Significant Statistics | Utah Hits 150,000 New Unemployment Filings in Seven Weeks

Written by: Staff


UTAH EMPLOYMENT NUMBERS ARE BLEAK, but not as bleak as the national numbers.

From February to March, state unemployment increased by 1.1% to 3.6%. This is the second largest monthly increase in the past 45 years. Only in late 2008 was there a larger monthly unemployment increase (1.4%).1 The state’s unemployment rate will jump much higher for April.

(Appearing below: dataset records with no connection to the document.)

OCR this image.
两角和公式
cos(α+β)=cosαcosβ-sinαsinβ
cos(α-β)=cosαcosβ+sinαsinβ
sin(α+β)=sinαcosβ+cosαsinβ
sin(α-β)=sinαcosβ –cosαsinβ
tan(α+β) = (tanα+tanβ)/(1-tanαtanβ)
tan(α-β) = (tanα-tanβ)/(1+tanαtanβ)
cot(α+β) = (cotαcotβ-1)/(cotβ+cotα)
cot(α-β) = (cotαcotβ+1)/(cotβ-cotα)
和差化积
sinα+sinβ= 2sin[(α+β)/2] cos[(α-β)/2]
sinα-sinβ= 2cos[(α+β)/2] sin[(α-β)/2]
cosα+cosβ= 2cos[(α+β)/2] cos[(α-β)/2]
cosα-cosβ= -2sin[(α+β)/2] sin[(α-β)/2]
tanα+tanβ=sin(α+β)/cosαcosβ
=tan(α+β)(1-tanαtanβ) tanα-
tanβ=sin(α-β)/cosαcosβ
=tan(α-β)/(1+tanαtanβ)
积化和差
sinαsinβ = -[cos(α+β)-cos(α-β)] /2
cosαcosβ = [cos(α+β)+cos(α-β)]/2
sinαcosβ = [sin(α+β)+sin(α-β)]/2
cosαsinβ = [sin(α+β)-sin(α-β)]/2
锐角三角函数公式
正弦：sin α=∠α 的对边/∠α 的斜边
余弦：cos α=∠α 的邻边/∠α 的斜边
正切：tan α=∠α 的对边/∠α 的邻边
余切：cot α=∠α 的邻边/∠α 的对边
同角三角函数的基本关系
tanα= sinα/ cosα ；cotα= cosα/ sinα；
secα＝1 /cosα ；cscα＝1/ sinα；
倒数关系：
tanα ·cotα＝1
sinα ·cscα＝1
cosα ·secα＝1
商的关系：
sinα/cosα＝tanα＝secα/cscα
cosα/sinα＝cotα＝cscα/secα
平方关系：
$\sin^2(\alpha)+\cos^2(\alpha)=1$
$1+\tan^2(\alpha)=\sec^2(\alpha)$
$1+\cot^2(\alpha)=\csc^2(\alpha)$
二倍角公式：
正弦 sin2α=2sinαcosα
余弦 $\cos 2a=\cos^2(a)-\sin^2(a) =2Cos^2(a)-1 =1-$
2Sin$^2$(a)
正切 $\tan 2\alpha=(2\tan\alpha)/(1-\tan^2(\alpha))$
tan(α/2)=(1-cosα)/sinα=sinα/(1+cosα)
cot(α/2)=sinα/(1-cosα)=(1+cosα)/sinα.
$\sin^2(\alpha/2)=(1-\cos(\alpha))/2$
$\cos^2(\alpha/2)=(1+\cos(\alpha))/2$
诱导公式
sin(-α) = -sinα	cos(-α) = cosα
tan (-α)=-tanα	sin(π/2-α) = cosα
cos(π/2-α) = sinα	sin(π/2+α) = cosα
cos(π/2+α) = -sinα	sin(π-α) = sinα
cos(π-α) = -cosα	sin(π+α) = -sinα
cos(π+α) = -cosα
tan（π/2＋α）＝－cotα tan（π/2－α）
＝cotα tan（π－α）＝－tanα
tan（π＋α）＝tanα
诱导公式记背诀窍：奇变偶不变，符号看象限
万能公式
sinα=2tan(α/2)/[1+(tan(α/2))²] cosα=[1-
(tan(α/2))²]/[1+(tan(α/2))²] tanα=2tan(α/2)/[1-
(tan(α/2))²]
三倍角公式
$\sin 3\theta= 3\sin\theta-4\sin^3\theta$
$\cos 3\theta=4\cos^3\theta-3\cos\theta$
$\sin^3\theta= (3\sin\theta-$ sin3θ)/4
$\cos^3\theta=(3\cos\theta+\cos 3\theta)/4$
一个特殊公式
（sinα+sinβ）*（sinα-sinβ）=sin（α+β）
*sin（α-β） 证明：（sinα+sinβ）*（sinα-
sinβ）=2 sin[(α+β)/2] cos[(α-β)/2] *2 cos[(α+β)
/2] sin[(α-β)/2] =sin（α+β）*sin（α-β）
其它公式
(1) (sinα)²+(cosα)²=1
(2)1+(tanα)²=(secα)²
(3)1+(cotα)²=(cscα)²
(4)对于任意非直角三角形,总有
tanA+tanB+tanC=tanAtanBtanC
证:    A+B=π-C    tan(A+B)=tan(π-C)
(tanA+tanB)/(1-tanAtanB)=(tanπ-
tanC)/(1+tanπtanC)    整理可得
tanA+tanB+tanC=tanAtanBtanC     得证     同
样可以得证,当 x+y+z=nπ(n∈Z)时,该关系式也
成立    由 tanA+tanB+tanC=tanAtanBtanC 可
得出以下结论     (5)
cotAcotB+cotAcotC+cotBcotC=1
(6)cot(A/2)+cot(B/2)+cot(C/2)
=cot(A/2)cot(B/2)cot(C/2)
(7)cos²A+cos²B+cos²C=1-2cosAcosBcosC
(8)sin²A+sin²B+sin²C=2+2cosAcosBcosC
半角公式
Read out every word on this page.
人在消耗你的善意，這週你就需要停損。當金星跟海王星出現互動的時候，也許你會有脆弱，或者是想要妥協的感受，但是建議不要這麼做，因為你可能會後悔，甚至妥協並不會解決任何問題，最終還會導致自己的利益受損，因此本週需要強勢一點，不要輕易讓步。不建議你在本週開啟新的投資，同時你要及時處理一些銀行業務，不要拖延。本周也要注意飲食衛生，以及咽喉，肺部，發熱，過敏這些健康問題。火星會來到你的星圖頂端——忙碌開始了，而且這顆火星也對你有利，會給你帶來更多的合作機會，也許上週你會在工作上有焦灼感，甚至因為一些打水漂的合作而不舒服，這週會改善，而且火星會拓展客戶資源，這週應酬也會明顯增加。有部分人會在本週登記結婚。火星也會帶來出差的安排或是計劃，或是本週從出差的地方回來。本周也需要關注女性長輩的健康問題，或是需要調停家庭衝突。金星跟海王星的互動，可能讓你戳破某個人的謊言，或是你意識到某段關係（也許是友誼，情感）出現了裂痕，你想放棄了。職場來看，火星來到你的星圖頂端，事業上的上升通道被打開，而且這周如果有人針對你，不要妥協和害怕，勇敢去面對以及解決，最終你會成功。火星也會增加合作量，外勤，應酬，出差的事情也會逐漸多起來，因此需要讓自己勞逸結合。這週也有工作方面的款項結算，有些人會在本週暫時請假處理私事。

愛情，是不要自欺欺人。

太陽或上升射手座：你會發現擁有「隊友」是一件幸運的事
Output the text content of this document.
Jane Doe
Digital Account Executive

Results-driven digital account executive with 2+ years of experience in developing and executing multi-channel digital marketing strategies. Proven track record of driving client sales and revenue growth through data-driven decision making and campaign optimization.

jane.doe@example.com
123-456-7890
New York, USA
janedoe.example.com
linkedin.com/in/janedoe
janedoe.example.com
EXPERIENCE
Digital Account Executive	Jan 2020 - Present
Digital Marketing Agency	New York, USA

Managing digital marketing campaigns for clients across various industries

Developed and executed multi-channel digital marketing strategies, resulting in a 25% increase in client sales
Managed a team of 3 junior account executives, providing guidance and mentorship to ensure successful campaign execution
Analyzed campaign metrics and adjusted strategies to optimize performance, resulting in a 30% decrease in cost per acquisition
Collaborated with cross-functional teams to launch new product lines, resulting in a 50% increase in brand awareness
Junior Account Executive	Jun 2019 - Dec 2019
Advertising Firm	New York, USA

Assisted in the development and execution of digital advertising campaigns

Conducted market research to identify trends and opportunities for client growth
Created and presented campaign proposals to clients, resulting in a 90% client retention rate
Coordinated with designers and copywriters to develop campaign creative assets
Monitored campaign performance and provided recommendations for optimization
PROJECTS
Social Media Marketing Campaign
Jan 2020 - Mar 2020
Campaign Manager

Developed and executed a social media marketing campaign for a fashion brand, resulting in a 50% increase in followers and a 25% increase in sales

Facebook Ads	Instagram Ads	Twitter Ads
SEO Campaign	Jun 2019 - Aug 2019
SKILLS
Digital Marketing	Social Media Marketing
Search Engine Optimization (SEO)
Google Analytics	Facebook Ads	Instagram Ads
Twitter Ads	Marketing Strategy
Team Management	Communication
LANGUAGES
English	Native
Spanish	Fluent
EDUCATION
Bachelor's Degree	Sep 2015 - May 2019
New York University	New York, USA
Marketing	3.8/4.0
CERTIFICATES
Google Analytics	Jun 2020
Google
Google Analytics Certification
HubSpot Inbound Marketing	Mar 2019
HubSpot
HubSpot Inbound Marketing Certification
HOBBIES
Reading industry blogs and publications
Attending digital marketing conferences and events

In February, the U.S. unemployment rate hit a 50 year low (3.5%). Nationally, unemployment jumped from 4.4% in March to 14.7% in April – the largest increase since 1945 (the year Utah Foundation was formed) and the highest rate seen since the Great Depression.2

However, Utah’s official April unemployment rate isn’t expected to be as high as the national rate. Utah’s number of unemployment filings3 as of May 2 was 6.2% (the third lowest in the nation). This compares to 15.1% nationally.

Nonetheless, another 9,057 Utahns filed for unemployment as of May 2, which brings the total number of new filings in Utah to nearly 150,000 over the course of seven weeks. There are over 100,000 “continuing” filings, which means that many people that filed for unemployment have already gone back to work.

Compare this 100,000 to the average number of continuing filings during the Great Recession – about 25,000.


Select Utah on the Tax Foundation’s interactive tool, below.

Utah’s increase in March unemployment comes with a caveats: Utahns not looking for work are not counted in the state unemployment rate. If the same number of Utahns had remained engaged in the labor force from February to March, the state unemployment rate would have increased to 4.0% (instead of 3.6%), which would have marked the highest monthly increase in unemployment ever.4 But even that number will be smashed by the April increase.

Rural Utah was hit hardest by the initial increase in unemployment. Duchesne, Garfield, San Juan and Uintah counties saw the state’s largest increases.5 The increases in Duchesne and Uintah are largely due to the decrease in those counties’ oil production. We’ll return to you soon with updated county percentages showing whether that trend continued through April.


  1. U.S. Bureau of Labor Statistics, seasonally adjusted state employment numbers.
  2. U.S. Bureau of Labor Statistics, Employment Situation Summary, May 8, 2020, U.S. Bureau of Labor Statistics, seasonally adjusted national employment numbers.
  3. “Unemployment filings” are the percent of the civilian labor force that has applied for or is currently receiving unemployment benefits.
  4. Utah Foundation calculations.
  5. Utah Department of Workforce Services, seasonally adjusted unemployment rates.